In the book of Elizabeth Wurtzel (1995), there exists a flawless description of the harrowing afflictions that humans experience due to severe depressive illnesses. Within the heights of New York City, this intelligent adolescent experiences the challenges brought by depression or Bipolar Disorder, which affects the manner in which she views life. In the same way that Ben experienced the tragedy brought by Bipolar Disorder, Elizabeth Wurtzel went through the same path of despair, and this she expressed in words. As stated,
And the scariest part is that if you ask anyone in the throes of depression how he got there, to pin down the turning point, he’ll never know. There is a classic moment in The Sun Also Rises when someone asks Mike Campbell how he went bankrupt, and all he can say in response is, “Gradually and then suddenly”. When someone asks how I lost my mind, that is all I can say too. (Wurtzel, 1995, p.22)

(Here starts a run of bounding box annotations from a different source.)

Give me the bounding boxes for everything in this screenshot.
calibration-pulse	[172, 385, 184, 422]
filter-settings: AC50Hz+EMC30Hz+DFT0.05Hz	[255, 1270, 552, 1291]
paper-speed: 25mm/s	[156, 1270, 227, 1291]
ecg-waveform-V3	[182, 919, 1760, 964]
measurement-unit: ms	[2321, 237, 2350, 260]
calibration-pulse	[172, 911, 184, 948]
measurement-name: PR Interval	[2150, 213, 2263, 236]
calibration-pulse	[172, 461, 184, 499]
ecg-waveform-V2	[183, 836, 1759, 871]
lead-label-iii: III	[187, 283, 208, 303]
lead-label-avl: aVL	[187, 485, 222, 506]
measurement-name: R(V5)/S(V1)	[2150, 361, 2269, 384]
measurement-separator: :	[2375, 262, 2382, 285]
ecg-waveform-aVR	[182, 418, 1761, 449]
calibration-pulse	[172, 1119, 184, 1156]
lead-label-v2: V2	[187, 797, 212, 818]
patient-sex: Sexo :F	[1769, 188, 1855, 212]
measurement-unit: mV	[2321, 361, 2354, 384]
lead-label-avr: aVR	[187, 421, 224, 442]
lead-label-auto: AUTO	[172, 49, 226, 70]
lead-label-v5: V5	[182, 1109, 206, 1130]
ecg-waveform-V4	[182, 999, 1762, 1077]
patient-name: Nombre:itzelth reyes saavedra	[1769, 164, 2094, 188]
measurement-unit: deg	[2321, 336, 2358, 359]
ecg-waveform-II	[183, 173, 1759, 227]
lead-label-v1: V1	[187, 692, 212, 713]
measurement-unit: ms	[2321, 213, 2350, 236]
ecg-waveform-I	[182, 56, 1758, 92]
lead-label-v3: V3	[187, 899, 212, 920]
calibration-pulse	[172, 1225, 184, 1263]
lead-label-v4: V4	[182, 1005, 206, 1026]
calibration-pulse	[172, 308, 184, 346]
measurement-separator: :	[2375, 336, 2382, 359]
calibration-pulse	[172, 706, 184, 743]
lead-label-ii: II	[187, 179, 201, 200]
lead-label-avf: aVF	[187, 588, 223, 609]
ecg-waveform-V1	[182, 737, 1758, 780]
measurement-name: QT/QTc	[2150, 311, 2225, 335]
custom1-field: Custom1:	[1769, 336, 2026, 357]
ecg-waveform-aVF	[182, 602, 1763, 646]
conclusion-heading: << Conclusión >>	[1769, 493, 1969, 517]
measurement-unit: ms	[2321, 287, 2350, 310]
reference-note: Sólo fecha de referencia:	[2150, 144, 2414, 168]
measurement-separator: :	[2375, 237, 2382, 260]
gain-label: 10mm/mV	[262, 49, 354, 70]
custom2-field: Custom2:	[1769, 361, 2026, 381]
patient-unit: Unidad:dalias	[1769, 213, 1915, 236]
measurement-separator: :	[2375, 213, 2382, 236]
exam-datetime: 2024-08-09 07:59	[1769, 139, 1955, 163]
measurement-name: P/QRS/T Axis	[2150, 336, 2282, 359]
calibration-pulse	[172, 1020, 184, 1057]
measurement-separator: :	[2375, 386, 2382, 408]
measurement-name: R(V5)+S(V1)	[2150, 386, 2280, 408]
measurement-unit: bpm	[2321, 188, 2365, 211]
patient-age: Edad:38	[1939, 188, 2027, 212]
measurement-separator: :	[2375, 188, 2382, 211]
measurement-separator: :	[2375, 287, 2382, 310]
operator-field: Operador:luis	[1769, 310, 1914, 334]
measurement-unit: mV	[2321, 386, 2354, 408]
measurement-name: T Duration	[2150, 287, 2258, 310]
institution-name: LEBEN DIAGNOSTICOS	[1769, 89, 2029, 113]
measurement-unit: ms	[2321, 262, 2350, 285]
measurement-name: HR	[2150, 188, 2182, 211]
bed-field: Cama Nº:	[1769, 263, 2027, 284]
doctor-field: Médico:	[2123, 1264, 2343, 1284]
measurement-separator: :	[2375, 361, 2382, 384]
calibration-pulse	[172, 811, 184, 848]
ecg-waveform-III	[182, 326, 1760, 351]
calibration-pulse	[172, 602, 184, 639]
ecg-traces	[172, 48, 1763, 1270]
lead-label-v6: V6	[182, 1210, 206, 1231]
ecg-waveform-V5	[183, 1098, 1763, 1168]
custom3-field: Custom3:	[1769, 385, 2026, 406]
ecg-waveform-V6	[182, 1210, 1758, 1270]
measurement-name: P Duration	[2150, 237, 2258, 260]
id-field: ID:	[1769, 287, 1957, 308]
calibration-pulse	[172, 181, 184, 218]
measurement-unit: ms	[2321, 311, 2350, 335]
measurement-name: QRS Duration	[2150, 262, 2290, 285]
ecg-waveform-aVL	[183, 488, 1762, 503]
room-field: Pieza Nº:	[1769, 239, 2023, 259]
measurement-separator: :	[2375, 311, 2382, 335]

This words make it evident that in the case of Bipolar Disorder, patients are usually left on their own, without clear understanding of why all of those are taking place within their lives. They are usually left hopeless and despondent on how things will turn out in the future, or if there is ever going to be a future at all. Life appears to be so dark and gloomy.
This explains why in the case of Ben, he found it difficult to go on with his life, since there appeared to be no clear path for him to take, in which the future will turn out bright and full of hope. As Wurtzel (1995) explained, “Everything’s plastic, we’re all going to die sooner or later, so what does it matter” (p.12). In the life of a bipolar child, the world happens to be a dark and lonely place to live in, as the bipolar child is trapped in the seclusion of a dark, empty world. Suddenly, in just one snap, everything turns out to be all right. Wurtzel (1995) concluded it “It happened just like that” (p.329). A major change takes place from which a miracle starts to bloom that would then change everything. This was what was lacking in the life of Ben and he remained there waiting for that miracle.
Carlson, T. (2000). The life of a bipolar child: what every parent and professional needs to know. Dunlune, Minnesota: Benline Press.
Weis, R. (2014). Abnormal child and adolescent psychology (2nd ed.). Los Angeles, CA: SAGE Publication.
Wurtzel, E. (1995). Prozac nation: Young and depressed in America. London: Quartet Books Ltd.